When ambiguity-resolution rules conflict with user-edited local exceptions (e.g., a local exception suggests aggressive edits but the ambiguity rule favors conservative interpretations of unclear instructions), does explicitly surfacing which layer ‘won’ in the chain of command reduce repeated override attempts and complaints about inconsistency compared to behavior that applies the same hierarchy but does not name the winning layer?
legible-model-behavior | Updated at
Answer
Yes. When ambiguity-resolution rules and user-edited local exceptions conflict, explicitly surfacing which layer ‘won’ in the chain of command is likely to reduce both repeated override attempts and complaints about inconsistency, compared to silently applying the same hierarchy without naming the winning layer—provided the winning-layer label is stable, simple, and reused in explanations.
Reasoning:
- Users already benefit when assistants (a) expose a visible chain of command, (b) distinguish interpretation rules from side-effect controls, and (c) show where local exceptions sit under higher hard rules (fd803422-558c-4202-b00e-0de99b104691; 6bf58b3d-01e8-407f-a7b0-0e7a0cf0d1e7). In those settings, override attempts become more accurately targeted and frustration shifts away from "the assistant is arbitrary" toward “this is the wrong layer to change.”
- In conflicts between ambiguity-resolution rules and local exceptions, users can otherwise misattribute the outcome: they may think their local exception was ignored (inconsistency) or that the assistant changed interpretation style arbitrarily, and they will often keep trying stronger overrides on the wrong layer.

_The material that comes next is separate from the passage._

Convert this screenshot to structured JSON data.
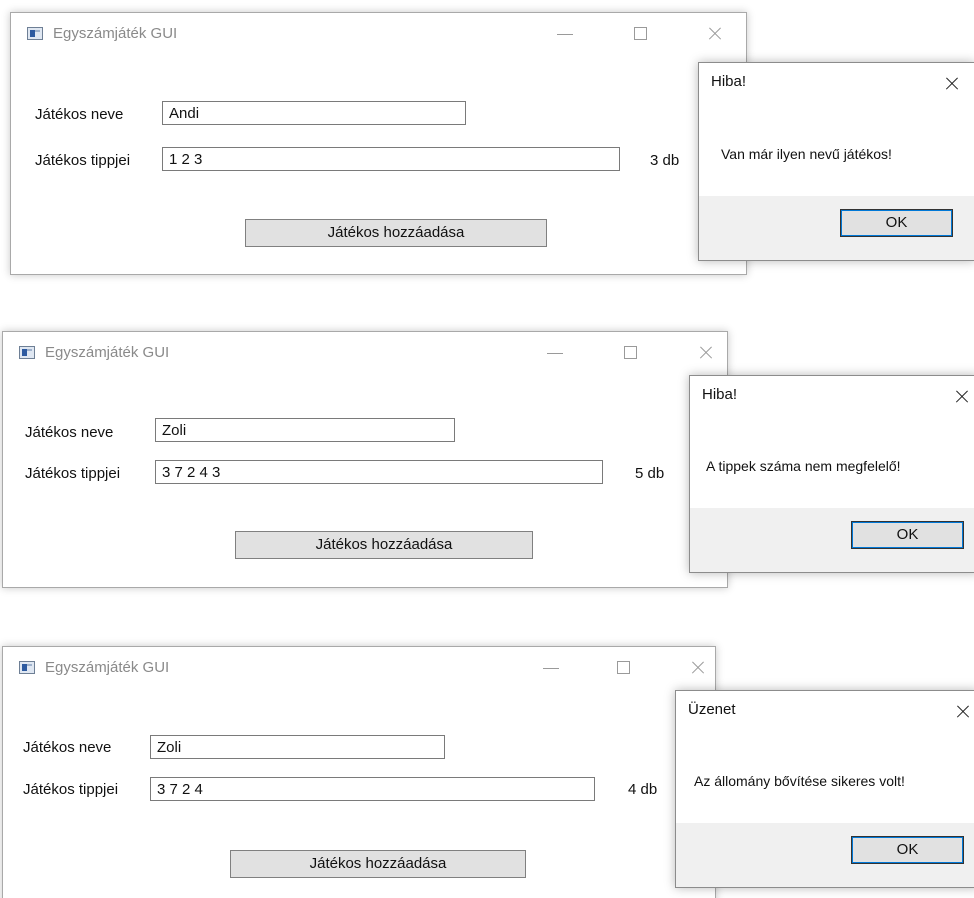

- Explicitly naming which layer prevailed (e.g., “Applied: ambiguity rule over local exception X for unclear instruction”) turns a hidden priority decision into a predictable part of the legible behavior policy. This parallels effects seen when conflict-resolution rules between users (a3fdb360-1a16-451f-964e-ca027a21900a) or between defaults and org rules (2a230eae-318b-4a3f-9f5b-483978022d52; a8327cae-18fb-4aab-aeee-fd83c50e67a6) are surfaced: users try fewer misdirected overrides and complain less about bias because they can attribute outcomes to a stable rule.
- Complaints about inconsistency decrease when the same layer labels are used in both settings UIs and inline explanations, and when ambiguity rules are clearly framed as governing unclear instructions, while local exceptions govern what to do when instructions are clear. This uses the interpretive vs impact distinction from 6bf58b3d-01e8-407f-a7b0-0e7a0cf0d1e7 to reduce misattribution.
Design implications:
- Show a compact, standardized tag whenever a conflict is resolved (e.g., “Conflict resolved: ambiguity rule > local exception” plus one sentence clarifying why the instruction counted as ambiguous).
- Reuse the same labels in the behavior-policy view so users can discover and intentionally modify the correct layer (e.g., by tightening the exception’s scope rather than trying to turn off ambiguity safeguards globally).
- Avoid verbose or highly technical descriptions; if the resolution surface becomes cognitively heavy, users may ignore it and revert to trial-and-error overrides, losing the benefit.
Net effect: Explicitly surfacing which layer wins in these conflicts should reduce repeated override attempts against the wrong layer and lower perceived inconsistency, so long as the resolution rule and labels are simple, stable, and consistently referenced when explaining outcomes.